Verspreiding[bewerken | brontekst bewerken]

In het begin van de 15e eeuw bestonden er in Deventer ten minste zes huizen van vrome vrouwen die samenleefden volgens de ideeën van het gemene leven. In Zwolle en Zutphen waren er vier, in 's-Hertogenbosch, Amersfoort en Utrecht drie, in Groningen twee en één per stad in Delft, Hasselt, Hoorn, Leiden en Rheden. In Wamel in het Land van Maas en Waal schonk Lambert de Haze, die daar in 1422 kerkmeester was, een stuk grond, een huis en een jaarlijkse bijdrage aan de Zusters van het Gemene Leven in Deventer om van daaruit een klooster te stichten in Wamel.

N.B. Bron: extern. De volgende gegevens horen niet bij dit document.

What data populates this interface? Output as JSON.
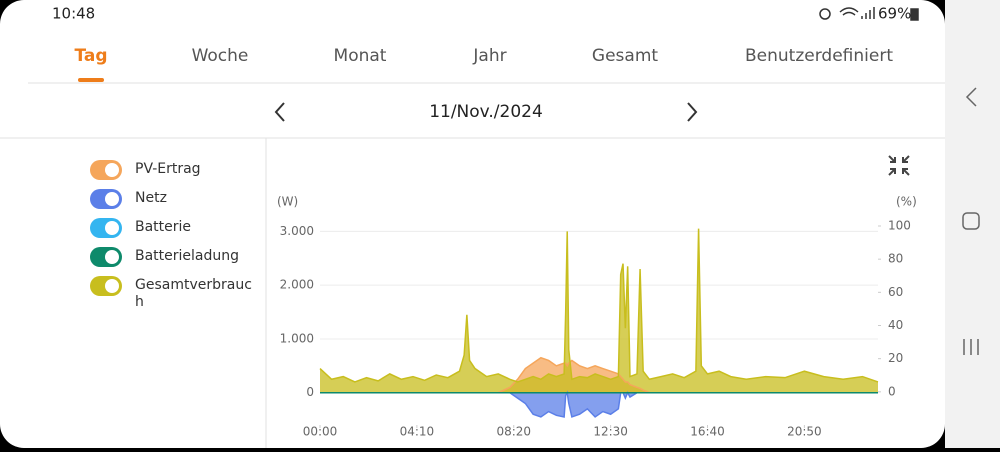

De leer van Geert Grote verspreidde zich snel over de wereld van de Hanze, behalve in Nederland vooral ook in de Duitse gebieden. De invloed van de zusters en broeders die de idealen van de Moderne Devotie navolgden was groot tot aan de Reformatie, waarvan ze in zeker opzicht ook een wegbereider waren. Ook de bekende theoloog Thomas a Kempis (1380 - 1471), die een volgeling was van Geert Grote, kan tot deze stroming gerekend worden.